Ma una volta che ne siamo fuori la domanda sorge spontanea: cos’è la libertà? “Libertà è un concetto utopico che si trasforma in una prigione. Siamo schiavi del nostro corpo, del nostro ruolo che ci siamo imposti e che ci impongono” dice Caparezza rivolgendosi a Dante subito dopo l’esecuzione di La mia parte intollerante. La libertà è dunque un paradosso su cui abbiamo avuto l’illusione di combattere oggi come nel 1968 ma alla fine ci ritroviamo in una condizione sociale invariata, come se fossimo “nel 1868”. Sono in queste occasioni, in questi messaggi tragici e spietati che partono inevitabilmente le canzoni dal significato e dal sound più dissacrante come, per l’appunto, La rivoluzione del sessintutto.
Non si può però lasciare il pubblico con questa sensazione di disillusione. In fondo, la libertà è soggettiva, almeno in alcuni casi. In quello di Caparezza, per esempio, Fuori dal tunnel rappresenta “la canzone che mi ha dato la libertà di fare ciò che mi piace” e senza dubbio su questo aspetto sarà stato influenzato da colui che reputa l’unico uomo veramente libero: Vincent van Gogh con la canzone a lui dedicata che chiude il concerto.

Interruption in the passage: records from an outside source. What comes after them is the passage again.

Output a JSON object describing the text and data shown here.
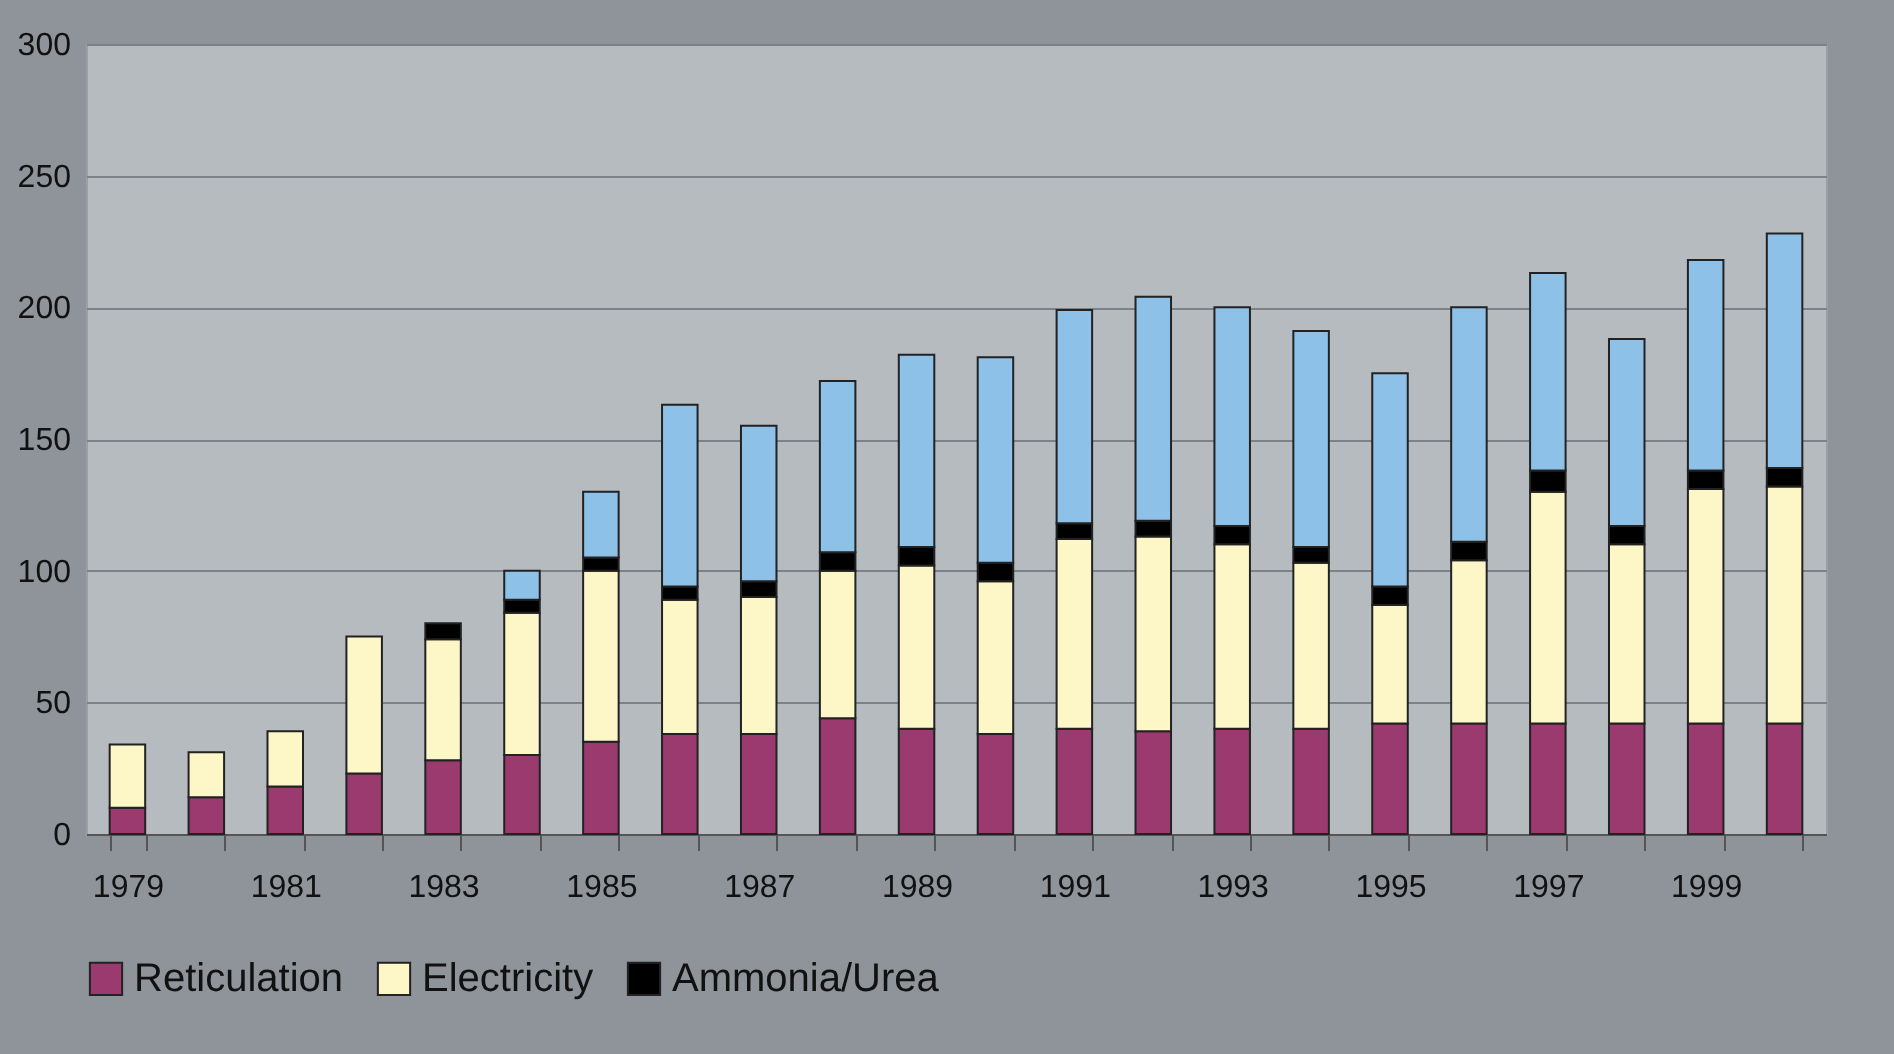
{
  "chart_data": {
    "type": "bar",
    "stacked": true,
    "categories": [
      "1979",
      null,
      "1981",
      null,
      "1983",
      null,
      "1985",
      null,
      "1987",
      null,
      "1989",
      null,
      "1991",
      null,
      "1993",
      null,
      "1995",
      null,
      "1997",
      null,
      "1999",
      null
    ],
    "series": [
      {
        "name": "Reticulation",
        "color": "#9b3a6e",
        "values": [
          10,
          14,
          18,
          23,
          28,
          30,
          35,
          38,
          38,
          44,
          40,
          38,
          40,
          39,
          40,
          40,
          42,
          42,
          42,
          42,
          42,
          42
        ]
      },
      {
        "name": "Electricity",
        "color": "#fdf7c8",
        "values": [
          24,
          17,
          21,
          52,
          46,
          54,
          65,
          51,
          52,
          56,
          62,
          58,
          72,
          74,
          70,
          63,
          45,
          62,
          88,
          68,
          89,
          90
        ]
      },
      {
        "name": "Ammonia/Urea",
        "color": "#000000",
        "values": [
          null,
          null,
          null,
          null,
          6,
          5,
          5,
          5,
          6,
          7,
          7,
          7,
          6,
          6,
          7,
          6,
          7,
          7,
          8,
          7,
          7,
          7
        ]
      },
      {
        "color": "#8ec1e8",
        "values": [
          null,
          null,
          null,
          null,
          null,
          11,
          25,
          69,
          59,
          65,
          73,
          78,
          81,
          85,
          83,
          82,
          81,
          89,
          75,
          71,
          80,
          89
        ]
      }
    ],
    "ylim": [
      0,
      300
    ],
    "yticks": [
      0,
      50,
      100,
      150,
      200,
      250,
      300
    ],
    "grid": "y",
    "legend": "bottom"
  }
}
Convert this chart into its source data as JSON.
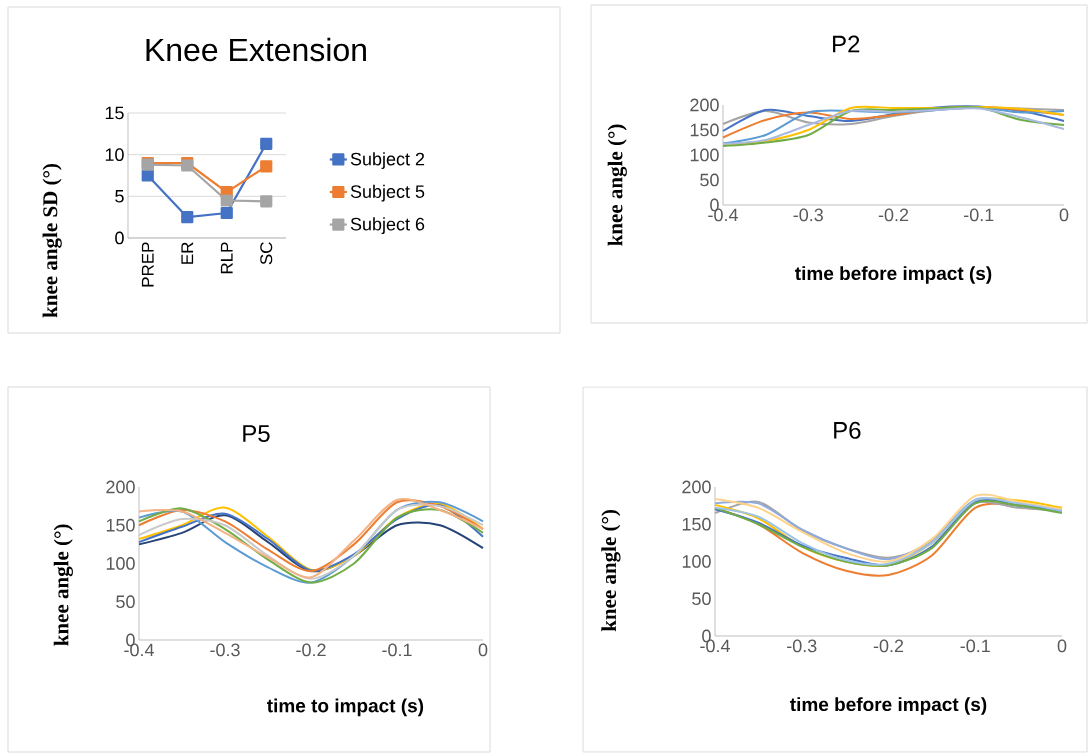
{
  "chart_data": [
    {
      "type": "line",
      "title": "Knee Extension",
      "ylabel": "knee angle SD (°)",
      "categories": [
        "PREP",
        "ER",
        "RLP",
        "SC"
      ],
      "ylim": [
        0,
        15
      ],
      "yticks": [
        0,
        5,
        10,
        15
      ],
      "grid": "y",
      "legend": "right",
      "marker": "square",
      "series": [
        {
          "name": "Subject 2",
          "color": "#4472c4",
          "values": [
            7.5,
            2.5,
            3,
            11.3
          ]
        },
        {
          "name": "Subject 5",
          "color": "#ed7d31",
          "values": [
            9,
            9,
            5.5,
            8.6
          ]
        },
        {
          "name": "Subject 6",
          "color": "#a5a5a5",
          "values": [
            8.8,
            8.7,
            4.5,
            4.4
          ]
        }
      ]
    },
    {
      "type": "line",
      "title": "P2",
      "xlabel": "time before impact (s)",
      "ylabel": "knee angle (°)",
      "x": [
        -0.4,
        -0.35,
        -0.3,
        -0.25,
        -0.2,
        -0.15,
        -0.1,
        -0.05,
        0
      ],
      "xlim": [
        -0.4,
        0
      ],
      "xticks": [
        -0.4,
        -0.3,
        -0.2,
        -0.1,
        0
      ],
      "ylim": [
        0,
        200
      ],
      "yticks": [
        0,
        50,
        100,
        150,
        200
      ],
      "series": [
        {
          "color": "#a5a5a5",
          "values": [
            162,
            188,
            165,
            162,
            178,
            190,
            195,
            193,
            190
          ]
        },
        {
          "color": "#4472c4",
          "values": [
            148,
            190,
            178,
            168,
            182,
            195,
            197,
            188,
            168
          ]
        },
        {
          "color": "#ed7d31",
          "values": [
            135,
            170,
            185,
            172,
            180,
            192,
            196,
            190,
            180
          ]
        },
        {
          "color": "#5b9bd5",
          "values": [
            123,
            140,
            185,
            188,
            185,
            190,
            195,
            185,
            188
          ]
        },
        {
          "color": "#ffc000",
          "values": [
            120,
            128,
            150,
            194,
            194,
            194,
            196,
            192,
            180
          ]
        },
        {
          "color": "#70ad47",
          "values": [
            118,
            125,
            140,
            188,
            190,
            193,
            195,
            170,
            160
          ]
        },
        {
          "color": "#a9b9e0",
          "values": [
            122,
            130,
            160,
            188,
            186,
            190,
            193,
            175,
            152
          ]
        }
      ]
    },
    {
      "type": "line",
      "title": "P5",
      "xlabel": "time to impact (s)",
      "ylabel": "knee angle (°)",
      "x": [
        -0.4,
        -0.35,
        -0.3,
        -0.25,
        -0.2,
        -0.15,
        -0.1,
        -0.05,
        0
      ],
      "xlim": [
        -0.4,
        0
      ],
      "xticks": [
        -0.4,
        -0.3,
        -0.2,
        -0.1,
        0
      ],
      "ylim": [
        0,
        200
      ],
      "yticks": [
        0,
        50,
        100,
        150,
        200
      ],
      "series": [
        {
          "color": "#264478",
          "values": [
            125,
            140,
            163,
            128,
            90,
            110,
            150,
            150,
            120
          ]
        },
        {
          "color": "#ffc000",
          "values": [
            132,
            150,
            173,
            135,
            92,
            110,
            160,
            178,
            145
          ]
        },
        {
          "color": "#4472c4",
          "values": [
            128,
            148,
            165,
            132,
            91,
            112,
            158,
            176,
            135
          ]
        },
        {
          "color": "#ed7d31",
          "values": [
            150,
            170,
            155,
            118,
            90,
            125,
            180,
            175,
            145
          ]
        },
        {
          "color": "#5b9bd5",
          "values": [
            160,
            168,
            128,
            95,
            75,
            110,
            170,
            180,
            155
          ]
        },
        {
          "color": "#70ad47",
          "values": [
            155,
            172,
            145,
            105,
            75,
            100,
            160,
            170,
            140
          ]
        },
        {
          "color": "#c9c9c9",
          "values": [
            137,
            158,
            150,
            110,
            80,
            110,
            170,
            175,
            150
          ]
        },
        {
          "color": "#f4b183",
          "values": [
            168,
            168,
            140,
            108,
            82,
            130,
            183,
            170,
            145
          ]
        }
      ]
    },
    {
      "type": "line",
      "title": "P6",
      "xlabel": "time before impact (s)",
      "ylabel": "knee angle (°)",
      "x": [
        -0.4,
        -0.35,
        -0.3,
        -0.25,
        -0.2,
        -0.15,
        -0.1,
        -0.05,
        0
      ],
      "xlim": [
        -0.4,
        0
      ],
      "xticks": [
        -0.4,
        -0.3,
        -0.2,
        -0.1,
        0
      ],
      "ylim": [
        0,
        200
      ],
      "yticks": [
        0,
        50,
        100,
        150,
        200
      ],
      "series": [
        {
          "color": "#ed7d31",
          "values": [
            172,
            150,
            112,
            88,
            82,
            108,
            172,
            176,
            170
          ]
        },
        {
          "color": "#a5a5a5",
          "values": [
            165,
            180,
            142,
            118,
            105,
            125,
            178,
            172,
            168
          ]
        },
        {
          "color": "#8faadc",
          "values": [
            178,
            178,
            143,
            118,
            103,
            128,
            183,
            175,
            168
          ]
        },
        {
          "color": "#ffc000",
          "values": [
            176,
            158,
            120,
            100,
            95,
            125,
            180,
            182,
            172
          ]
        },
        {
          "color": "#4472c4",
          "values": [
            170,
            152,
            122,
            105,
            95,
            120,
            180,
            175,
            168
          ]
        },
        {
          "color": "#70ad47",
          "values": [
            172,
            150,
            120,
            100,
            95,
            118,
            178,
            175,
            165
          ]
        },
        {
          "color": "#ffd28a",
          "values": [
            184,
            172,
            140,
            112,
            100,
            130,
            188,
            180,
            170
          ]
        },
        {
          "color": "#9dc3e6",
          "values": [
            172,
            160,
            125,
            102,
            97,
            125,
            182,
            178,
            168
          ]
        }
      ]
    }
  ]
}
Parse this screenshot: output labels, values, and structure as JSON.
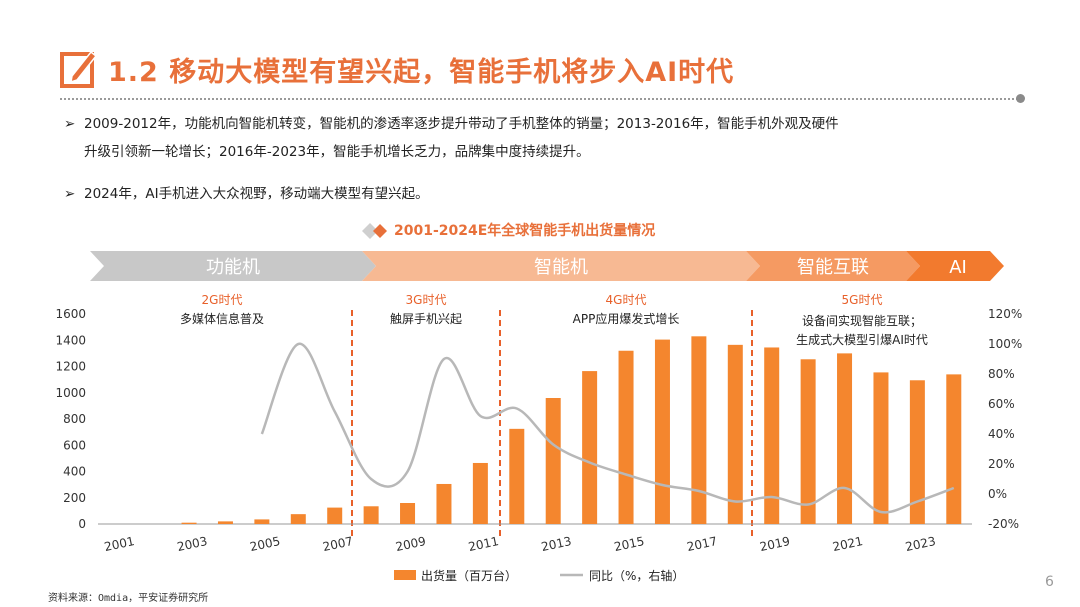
{
  "header": {
    "title": "1.2 移动大模型有望兴起，智能手机将步入AI时代",
    "icon": "pencil-square-icon",
    "accent_color": "#E8703A"
  },
  "bullets": [
    {
      "line1": "2009-2012年，功能机向智能机转变，智能机的渗透率逐步提升带动了手机整体的销量；2013-2016年，智能手机外观及硬件",
      "line2": "升级引领新一轮增长；2016年-2023年，智能手机增长乏力，品牌集中度持续提升。"
    },
    {
      "line1": "2024年，AI手机进入大众视野，移动端大模型有望兴起。"
    }
  ],
  "chart_title": "2001-2024E年全球智能手机出货量情况",
  "phases": [
    "功能机",
    "智能机",
    "智能互联",
    "AI"
  ],
  "eras": [
    {
      "name": "2G时代",
      "desc": [
        "多媒体信息普及"
      ]
    },
    {
      "name": "3G时代",
      "desc": [
        "触屏手机兴起"
      ]
    },
    {
      "name": "4G时代",
      "desc": [
        "APP应用爆发式增长"
      ]
    },
    {
      "name": "5G时代",
      "desc": [
        "设备间实现智能互联；",
        "生成式大模型引爆AI时代"
      ]
    }
  ],
  "chart_data": {
    "type": "bar",
    "categories": [
      "2001",
      "2002",
      "2003",
      "2004",
      "2005",
      "2006",
      "2007",
      "2008",
      "2009",
      "2010",
      "2011",
      "2012",
      "2013",
      "2014",
      "2015",
      "2016",
      "2017",
      "2018",
      "2019",
      "2020",
      "2021",
      "2022",
      "2023",
      "2024E"
    ],
    "x_tick_labels": [
      "2001",
      "2003",
      "2005",
      "2007",
      "2009",
      "2011",
      "2013",
      "2015",
      "2017",
      "2019",
      "2021",
      "2023"
    ],
    "series": [
      {
        "name": "出货量（百万台）",
        "type": "bar",
        "axis": "left",
        "color": "#F4862E",
        "values": [
          0,
          0,
          10,
          20,
          35,
          75,
          125,
          135,
          160,
          305,
          465,
          725,
          960,
          1165,
          1320,
          1405,
          1430,
          1365,
          1345,
          1255,
          1300,
          1155,
          1095,
          1140
        ]
      },
      {
        "name": "同比（%，右轴）",
        "type": "line",
        "axis": "right",
        "color": "#B8B8B8",
        "values": [
          null,
          null,
          null,
          null,
          40,
          100,
          55,
          10,
          15,
          90,
          52,
          57,
          33,
          21,
          13,
          6,
          2,
          -5,
          -2,
          -7,
          4,
          -12,
          -5,
          4
        ]
      }
    ],
    "ylim": [
      0,
      1600
    ],
    "yticks": [
      0,
      200,
      400,
      600,
      800,
      1000,
      1200,
      1400,
      1600
    ],
    "y2lim": [
      -20,
      120
    ],
    "y2ticks": [
      "-20%",
      "0%",
      "20%",
      "40%",
      "60%",
      "80%",
      "100%",
      "120%"
    ],
    "grid": false,
    "legend_position": "bottom"
  },
  "footer": {
    "source": "资料来源：Omdia，平安证券研究所",
    "page": "6"
  }
}
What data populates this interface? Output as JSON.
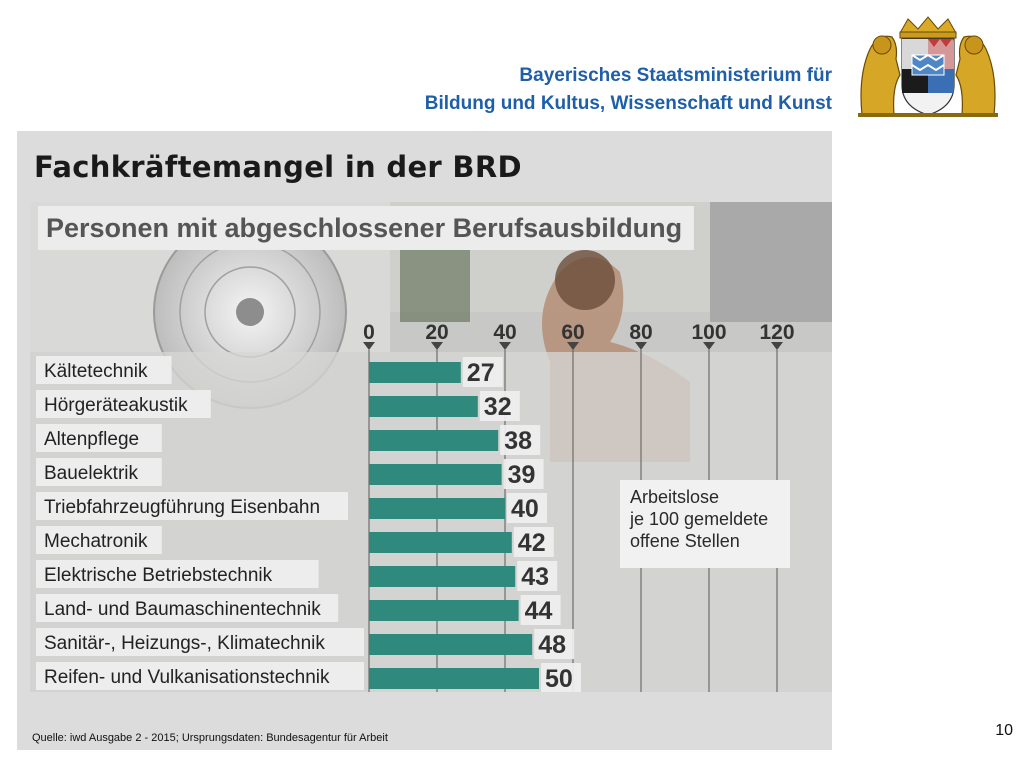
{
  "header": {
    "ministry_line1": "Bayerisches Staatsministerium für",
    "ministry_line2": "Bildung und Kultus, Wissenschaft und Kunst"
  },
  "slide": {
    "title": "Fachkräftemangel in der BRD",
    "page_number": "10",
    "source": "Quelle: iwd Ausgabe 2 - 2015; Ursprungsdaten: Bundesagentur für Arbeit"
  },
  "colors": {
    "ministry_blue": "#1f5fa8",
    "bar": "#2f8a7d",
    "panel": "#dcdcdc"
  },
  "chart_data": {
    "type": "bar",
    "orientation": "horizontal",
    "title": "Personen mit abgeschlossener Berufsausbildung",
    "legend": [
      "Arbeitslose",
      "je 100 gemeldete",
      "offene Stellen"
    ],
    "categories": [
      "Kältetechnik",
      "Hörgeräteakustik",
      "Altenpflege",
      "Bauelektrik",
      "Triebfahrzeugführung Eisenbahn",
      "Mechatronik",
      "Elektrische Betriebstechnik",
      "Land- und Baumaschinentechnik",
      "Sanitär-, Heizungs-, Klimatechnik",
      "Reifen- und Vulkanisationstechnik"
    ],
    "values": [
      27,
      32,
      38,
      39,
      40,
      42,
      43,
      44,
      48,
      50
    ],
    "ticks": [
      0,
      20,
      40,
      60,
      80,
      100,
      120
    ],
    "xlim": [
      0,
      120
    ],
    "grid": true
  }
}
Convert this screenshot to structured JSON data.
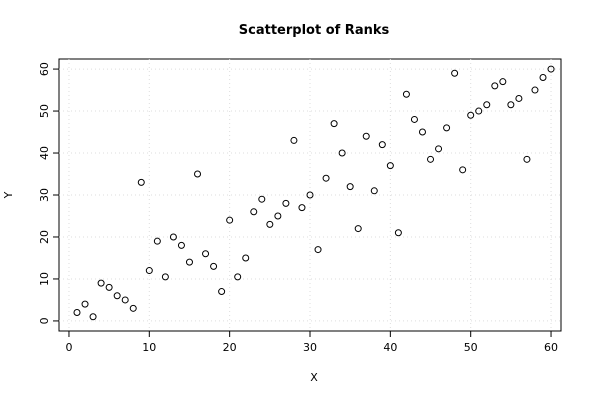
{
  "chart_data": {
    "type": "scatter",
    "title": "Scatterplot of Ranks",
    "x_label": "X",
    "y_label": "Y",
    "x": [
      1,
      2,
      3,
      4,
      5,
      6,
      7,
      8,
      9,
      10,
      11,
      12,
      13,
      14,
      15,
      16,
      17,
      18,
      19,
      20,
      21,
      22,
      23,
      24,
      25,
      26,
      27,
      28,
      29,
      30,
      31,
      32,
      33,
      34,
      35,
      36,
      37,
      38,
      39,
      40,
      41,
      42,
      43,
      44,
      45,
      46,
      47,
      48,
      49,
      50,
      51,
      52,
      53,
      54,
      55,
      56,
      57,
      58,
      59,
      60
    ],
    "values": [
      2,
      4,
      1,
      9,
      8,
      6,
      5,
      3,
      33,
      12,
      19,
      10.5,
      20,
      18,
      14,
      35,
      16,
      13,
      7,
      24,
      10.5,
      15,
      26,
      29,
      23,
      25,
      28,
      43,
      27,
      30,
      17,
      34,
      47,
      40,
      32,
      22,
      44,
      31,
      42,
      37,
      21,
      54,
      48,
      45,
      38.5,
      41,
      46,
      59,
      36,
      49,
      50,
      51.5,
      56,
      57,
      51.5,
      53,
      38.5,
      55,
      58,
      60
    ],
    "color": "#000000",
    "xlim": [
      -1.24,
      61.24
    ],
    "ylim": [
      -2.4,
      62.4
    ],
    "xticks": [
      0,
      10,
      20,
      30,
      40,
      50,
      60
    ],
    "yticks": [
      0,
      10,
      20,
      30,
      40,
      50,
      60
    ],
    "grid": true
  }
}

“Van Gogh non ha mai venduto un quadro ma ha sempre continuato a seguire la sua libertà artistica. Era talmente libero che per le persone accanto a lui era pazzo. Talmente pazzo che è stato alla fine rinchiuso in un manicomio, ma ha continuato a dipingere. Non poteva uscire dalla sua stanza ma restava lì a dipingere quadri di altri. In La Ronda dei Carcerati di Gustave Doré si inserisce nel cerchio e al posto dei tre secondini raffigura tre borghesi, persone indifferenti a tutto. Da una parte lui e dall’altra persone superficiali: chi è il pazzo?”
Caparezza ci ha regalato un live sensazionale anche dal punto di vista scenico. Quattro ballerini, due coriste, e svariate sculture di cartapesta ad opera di Deni Bianco come la lavatrice con le ali d’angelo su Confusianesimo o la ruota da criceto su Goodbye Malinconia. Di fronte a lui un pubblico in visibilio, che ha praticamente cantato nella totalità del concerto e dei presenti tutte le canzoni a memoria. Ogni brano – oltre a spaziare tra rock, musica popolare pugliese, sprazzi di metal ed elettronica, senza dimenticare la base hip hop – è stato non solo suonato ma anche interpretato da tutti i membri della crew Caparezza in una sorta di spettacolo teatrale.
Lo Stadio Aragona è stato invaso da un’energia trascinante che rimbalzava tra il palco e le parterre. Una festa corale che non ha risparmiato Caparezza da qualche sorriso compiaciuto. Di fronte a tutto questo forse capiamo che in un certo senso aveva ragione Gaber quando sosteneva che “la libertà è partecipazione”.